Sentences Maisy shrieked cheerfully at 500 decibels as she danced through the Wal-Mart:
---Where my Faggot?
---I love Faggot!
---Bye Bye, Faggot!
---I Broke it, Faggot
And then she held up her monkey in one hand and Siegfried in another and IRREPRESSIBLY chanted FAGGOT MONKEY FAGGOT MONKEY FAGGOT MONKEY for 2 aisles.

Right now she's running through the house yelling FAGGOT! FAGGOT! WHEE Ahhh YOU! as he has gone missing. He has gone missing because we have more errands to run, and Faggot is not coming with us, thanks. Monkey must go alone. We will not go barrelling through the Publix piping out cheerful little derogatives in a high-pitched peeping voice thgat carries for miles. NOT ON MY WATCH.

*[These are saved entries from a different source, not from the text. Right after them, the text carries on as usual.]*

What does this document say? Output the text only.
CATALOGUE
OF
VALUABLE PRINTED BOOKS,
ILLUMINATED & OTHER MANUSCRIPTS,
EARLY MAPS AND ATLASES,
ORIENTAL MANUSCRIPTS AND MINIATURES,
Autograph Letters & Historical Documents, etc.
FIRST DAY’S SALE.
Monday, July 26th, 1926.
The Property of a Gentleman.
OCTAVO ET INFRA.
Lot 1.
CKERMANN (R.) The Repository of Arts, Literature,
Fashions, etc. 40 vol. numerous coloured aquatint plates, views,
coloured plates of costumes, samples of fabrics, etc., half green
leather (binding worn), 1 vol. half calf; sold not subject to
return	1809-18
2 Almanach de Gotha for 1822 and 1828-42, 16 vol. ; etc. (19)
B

Posted by joshilyn at June 19, 2004 5:49 PM

At least it's not on purpose. LOL! Must think of a word that is very similar so you can repeat loudly next time she does it. Oh yes, Froggit or whatever word you come up with, is sweet, honey. Teehee

Posted by: Tiff at June 19, 2004 11:00 PM

Yeah -- I think Faggot is going to have to be a HOUSE FRIEND until we can get her weaned off his new moniker. I wanted to push for a permanent name change to TIGER so I worked on it all night. Went like this:

Me: Maisy! Can you say TIGER?
Maisy: Yes!
Me: Say TIGER Maisy!
Maisy: No fanks you.
Me: Please! Say TIGER....Maisy? Maisy Jane? Maisy? Look at Mommy! Maisy? Looka! Looka Mommy! Can you say TIGER???
Maisy: Yes.
Me: Maisy, please say Tiger.
Five minutes later she comes up to me with Faggot, lofts him to the sky as if he was baby Kunta Kinte and she was asking him to behold the only thing greater than himself, and says, "Mommy! Dis Dyker. Rar Rar!"

Hey. At least the kid has defamation symmetry.

Posted by: Joshilyn at June 20, 2004 6:04 AM

Shoulda named him Roy.

Posted by: jill at June 21, 2004 12:28 AM

Oh, Dear Lord, please don't change his name! I am probably too late. But, I nearly split my sides laughing so hard as I read this! There are tears rolling down my cheeks and my abs hurt! There are a lot of really great things about little people this age. One is the inevitable hilarity as they learn to master their mother tongue. Maisy just made my whole rainy Monday! Thank you, Maisy Jane! Don't ever change!